BPI recebe 64 milhões de Angola. Por “prudência”, BFA passa a investimento financeiro

O banco fez alteração contabilística que -- garante -- é "prudente", mas "não muda na relação com o BFA". A partir deste ano, em vez de ter acesso a 48% dos lucros, o BPI recebe apenas os dividendos.

O Banco de Fomento de Angola (BFA) entregou ao BPI, no ano passado, um total de 64 milhões de euros em dividendos referentes aos exercícios de 2016 e 2017. Em processo de redução da participação no banco angolano (de que detém atualmente 48%), o BPI decidiu fazer mudanças “prudentes” que alteram a contabilidade dos lucros do BFA.

“Em dividendos da operação em Angola já recebemos 64 milhões de euros de 2016 e 2017”, afirmou Pablo Forero, CEO do BPI, na conferência de imprensa de apresentação de resultados. O lucro consolidado do banco atingiu os 491 milhões de euros em 2018, o que compara com 10,2 milhões de euros em 2017. Angola contribuiu positivamente para este resultado com 73,2 milhões de euros, enquanto no ano anterior o contributo tinha sido negativo em 119,5 milhões de euros.

As contas do banco indicam que o contributo do BFA incorpora um impacto negativo de 139 milhões de euros decorrente da alteração da classificação contabilística da participação financeira do BPI no BFA, que deixa de ser considerada “empresa associada”, consolidada por equivalência patrimonial, para passar a ser classificada como um investimento financeiro, em “ações ao justo valor por outro rendimento integral”.

Na prática, em vez de receber logo 48% dos lucros do BFA e depois ficar sujeito a ajustamentos na remuneração, o BPI passa a esperar que o banco angolano decida sobre os dividendos e recebe, mais tarde, esse montante.
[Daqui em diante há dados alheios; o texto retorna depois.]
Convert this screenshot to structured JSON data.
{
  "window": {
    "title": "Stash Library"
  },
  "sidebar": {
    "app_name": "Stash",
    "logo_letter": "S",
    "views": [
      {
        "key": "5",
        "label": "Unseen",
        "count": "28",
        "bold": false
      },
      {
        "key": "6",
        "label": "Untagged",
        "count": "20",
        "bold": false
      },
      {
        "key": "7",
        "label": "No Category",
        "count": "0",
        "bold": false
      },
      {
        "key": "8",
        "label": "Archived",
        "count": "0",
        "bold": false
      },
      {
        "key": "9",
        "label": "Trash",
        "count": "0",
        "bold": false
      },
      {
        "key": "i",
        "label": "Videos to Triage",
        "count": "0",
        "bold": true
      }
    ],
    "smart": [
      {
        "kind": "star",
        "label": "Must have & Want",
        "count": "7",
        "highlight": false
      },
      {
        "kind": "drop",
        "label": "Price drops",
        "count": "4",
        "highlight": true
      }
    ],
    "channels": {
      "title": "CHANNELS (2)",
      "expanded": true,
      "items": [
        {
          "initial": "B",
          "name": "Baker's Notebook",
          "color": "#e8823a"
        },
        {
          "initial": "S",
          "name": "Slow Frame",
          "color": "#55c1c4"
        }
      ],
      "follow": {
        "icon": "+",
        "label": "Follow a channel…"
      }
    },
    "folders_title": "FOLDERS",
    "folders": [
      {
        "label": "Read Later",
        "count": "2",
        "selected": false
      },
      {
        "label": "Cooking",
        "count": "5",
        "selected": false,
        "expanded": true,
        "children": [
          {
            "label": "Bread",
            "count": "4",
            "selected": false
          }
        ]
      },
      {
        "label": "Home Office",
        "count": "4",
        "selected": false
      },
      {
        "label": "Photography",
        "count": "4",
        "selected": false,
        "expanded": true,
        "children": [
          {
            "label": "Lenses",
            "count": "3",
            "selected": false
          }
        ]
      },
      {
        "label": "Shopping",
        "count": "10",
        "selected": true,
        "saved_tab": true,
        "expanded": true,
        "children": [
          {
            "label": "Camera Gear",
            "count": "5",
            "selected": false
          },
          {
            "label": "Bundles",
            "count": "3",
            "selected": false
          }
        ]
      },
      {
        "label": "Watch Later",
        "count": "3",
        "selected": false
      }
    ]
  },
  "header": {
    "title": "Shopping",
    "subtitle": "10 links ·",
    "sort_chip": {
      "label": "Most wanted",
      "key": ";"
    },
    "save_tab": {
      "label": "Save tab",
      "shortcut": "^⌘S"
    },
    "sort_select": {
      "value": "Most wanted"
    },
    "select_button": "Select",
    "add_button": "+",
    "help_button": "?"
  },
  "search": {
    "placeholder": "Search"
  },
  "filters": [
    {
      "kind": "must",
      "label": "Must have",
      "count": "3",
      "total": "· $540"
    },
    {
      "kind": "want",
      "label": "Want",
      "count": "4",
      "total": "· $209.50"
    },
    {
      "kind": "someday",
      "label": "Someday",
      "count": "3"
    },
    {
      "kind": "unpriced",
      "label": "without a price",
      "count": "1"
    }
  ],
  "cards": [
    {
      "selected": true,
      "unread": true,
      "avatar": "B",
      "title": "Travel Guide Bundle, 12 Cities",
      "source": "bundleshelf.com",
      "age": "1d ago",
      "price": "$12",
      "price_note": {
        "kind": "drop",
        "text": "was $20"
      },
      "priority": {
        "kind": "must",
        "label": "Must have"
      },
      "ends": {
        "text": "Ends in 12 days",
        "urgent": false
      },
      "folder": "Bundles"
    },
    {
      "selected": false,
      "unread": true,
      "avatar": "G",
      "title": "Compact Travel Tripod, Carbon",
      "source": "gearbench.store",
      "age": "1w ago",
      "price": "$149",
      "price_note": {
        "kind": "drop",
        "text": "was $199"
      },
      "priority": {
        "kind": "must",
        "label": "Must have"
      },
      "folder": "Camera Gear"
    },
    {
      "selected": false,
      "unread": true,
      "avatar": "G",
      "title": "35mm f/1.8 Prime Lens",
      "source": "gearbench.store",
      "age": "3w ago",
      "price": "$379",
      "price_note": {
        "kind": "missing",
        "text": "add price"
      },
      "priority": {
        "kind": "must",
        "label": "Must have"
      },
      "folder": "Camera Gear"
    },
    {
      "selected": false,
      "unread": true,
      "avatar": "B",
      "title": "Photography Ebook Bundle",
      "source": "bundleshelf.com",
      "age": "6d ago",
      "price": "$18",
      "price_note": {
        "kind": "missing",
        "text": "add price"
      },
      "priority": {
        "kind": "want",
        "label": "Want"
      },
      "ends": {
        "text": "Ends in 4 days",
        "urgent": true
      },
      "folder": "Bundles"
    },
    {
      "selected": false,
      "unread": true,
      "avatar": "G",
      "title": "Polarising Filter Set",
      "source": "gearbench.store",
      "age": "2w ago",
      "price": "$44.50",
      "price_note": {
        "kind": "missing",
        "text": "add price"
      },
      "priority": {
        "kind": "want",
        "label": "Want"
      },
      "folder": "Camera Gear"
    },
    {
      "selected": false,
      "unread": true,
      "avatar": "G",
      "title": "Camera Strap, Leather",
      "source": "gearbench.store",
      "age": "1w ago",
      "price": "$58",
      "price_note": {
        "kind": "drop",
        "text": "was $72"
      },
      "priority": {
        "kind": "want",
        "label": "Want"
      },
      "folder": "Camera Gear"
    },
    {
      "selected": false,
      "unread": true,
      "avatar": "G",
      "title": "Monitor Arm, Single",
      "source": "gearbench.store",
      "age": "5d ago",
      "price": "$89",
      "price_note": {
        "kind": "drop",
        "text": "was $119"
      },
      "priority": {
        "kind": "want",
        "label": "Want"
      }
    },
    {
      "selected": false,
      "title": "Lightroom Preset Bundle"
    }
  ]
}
O resultado líquido do BPI passará a refletir apenas os dividendos do BFA atribuídos ao BPI e não os lucros apropriados, como até agora. “A decisão foi do BPI e os auditores concordaram que era o mais prudente”, disse o CEO. “Protege-nos contra a volatilidade”.

Sobre a saída do capital do banco angolano, Pablo Forero explicou que “os planos continuam os mesmos”. “Temos uma recomendação do Banco Central Europeu (BCE) de reduzir a participação no BFA e continuamos a trabalhar nisso. Não posso dar uma data porque é difícil de prever, mas continuamos a trabalhar. Se vai acontecer em 2019? É impossível de dizer. Estas coisas demoram muito tempo”, disse o CEO do BPI.

O supervisor europeu obrigou o BPI a alienar 2% da posição no BFA (para os atuais 48,1%) por considerar que a exposição do banco a Angola era demasiado elevado. Pablo Forero chegou a admitir, em abril do ano passado, que o BPI poderá mesmo abandonar Angolana, colocando o BFA em bolsa.